What should I ask about these options? I assume they are worth nothing until (if) the company goes public? Obviously I'll want to judge the relative value so I'll want to know things like outstanding shares (or whatever percentage my offering represents), etc. Any suggestions?

3 Answers 3


The company doesn't necessarily have to go public. They can also be worth money if the company is acquired.

Also keep in mind that even if the company does eventually go public, your shares can essentially be wiped out by a round of pre-IPO funding that gives the company a low valuation.

You could ask:

  • what is the size of the employee pool?
  • how many classes are outstanding?
  • was the last round up or down?
  • what is the mechanism to exercise your options?
  • can you exercise whenever you want?

I've had stock options at two different jobs. If you are not getting a significant ownership stake, but rather just a portion of options as incentive to come work there, I would value them at $0. If you get the same salary and benefits, but no stock options at another company and you like the other company better, I'd go to the other company.

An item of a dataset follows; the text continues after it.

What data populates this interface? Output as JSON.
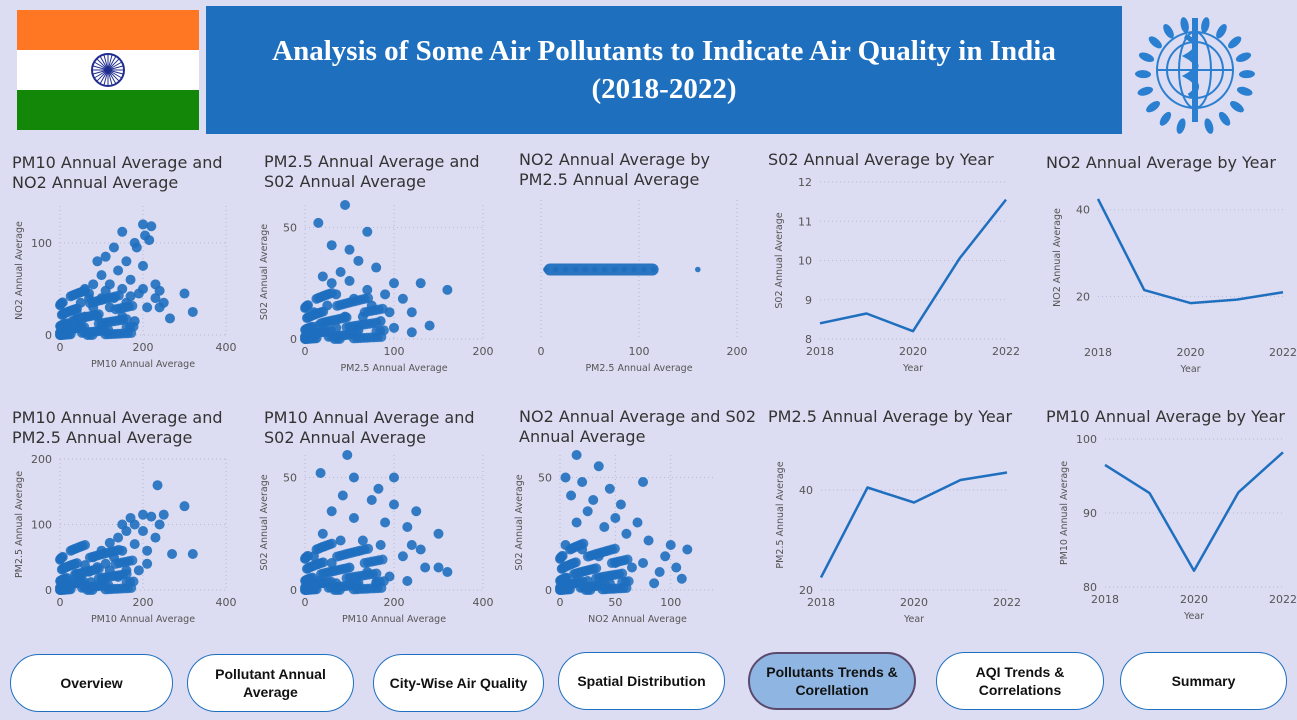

I say this because there are so many legal changes that seem to take value from you that you might as well not consider the options in your debate.

That being said, the most important question I'd want to know is what incentive does the company have to going public or getting bought? If the company is majority owned by investors, the stock options are likely to be worth something if you wait long enough. You are essentially following someone else's bet. If the company is owned by 2 or 3 individuals who want to make lots of money, they may or may not decide to sell or go public.


Good questions. I can only add that it may be valuable if the company is bought, they may buy the options. Happened to me in previous company.